Good lord, just be quiet!  Do you really think that there’s a God picking and choosing who gets what child?  Do you really think there’s an eeny-meeny-miney-mo situation happening in matching parents and children?  Do you really think that God had a hand in making my life exponentially more difficult to build my character and make me a believer?  Do you really think that if you birthed a special needs child that you would just throw your hands in the air and give up?

Here’s what I think.  I think that my daughter is amazing.  I think that she touches lives and opens hearts that most other kids cannot.  I think that everyone who meets her has a different view on the world because of her.  I think I will always do my best to make her life better and easier.

I also think that if you birthed a special needs baby, you would handle it.  You would advocate.  You would fight.  You would figure it out.  You would find a new routine, a new structure and make a new plan.  Because you have to.  I wasn’t born with this resilience, this fight, this patience.  She brought it with her.  She came in a package that demands those things.
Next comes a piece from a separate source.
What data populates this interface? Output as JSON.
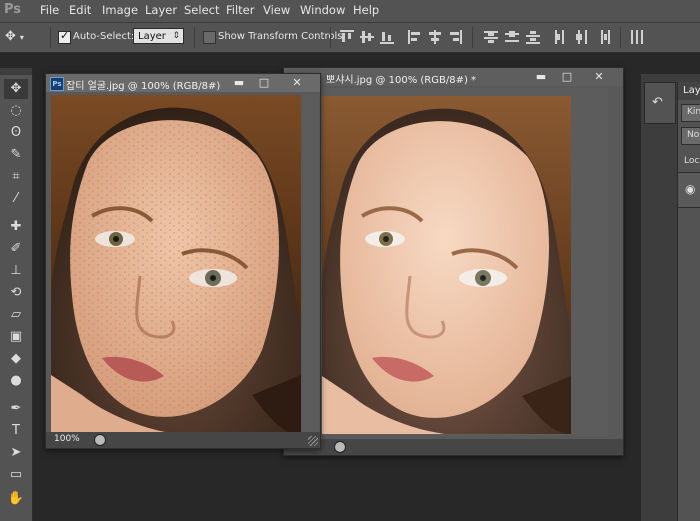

Here’s what I do not think.  I do not think that there is a God that is making tiny humans with chromosome abnormalities to build the character of those around them.  I do not think that God is intentionally picking parents for special needs children.  I can’t believe in that God.  That God sucks.

Being a parent to a special needs child is hard.  There are days I feel like filling my pockets with rocks and walking straight into the ocean.  My life has been forever altered because I have a special needs child.  I look at money differently.  I look at public school differently.  I look at children differently.  I look at charities and non-profits differently.  I look at other parents differently.  The world is different for me because of her.  It’s not good or bad, it’s just different.

The next time the parent of a special needs child let’s you in on their struggle, just listen.  Let them know that you hear them.  Be their advocate and let them lean into you.  And if you can’t find anything to say, that’s ok.  We all need a little quiet every now and then.


One thought on “What Not To Say

  1. Thank you for speaking from your heart! Very true words. We may have a different journey, but we are on the same path so I understand every word. Hope to see you soon!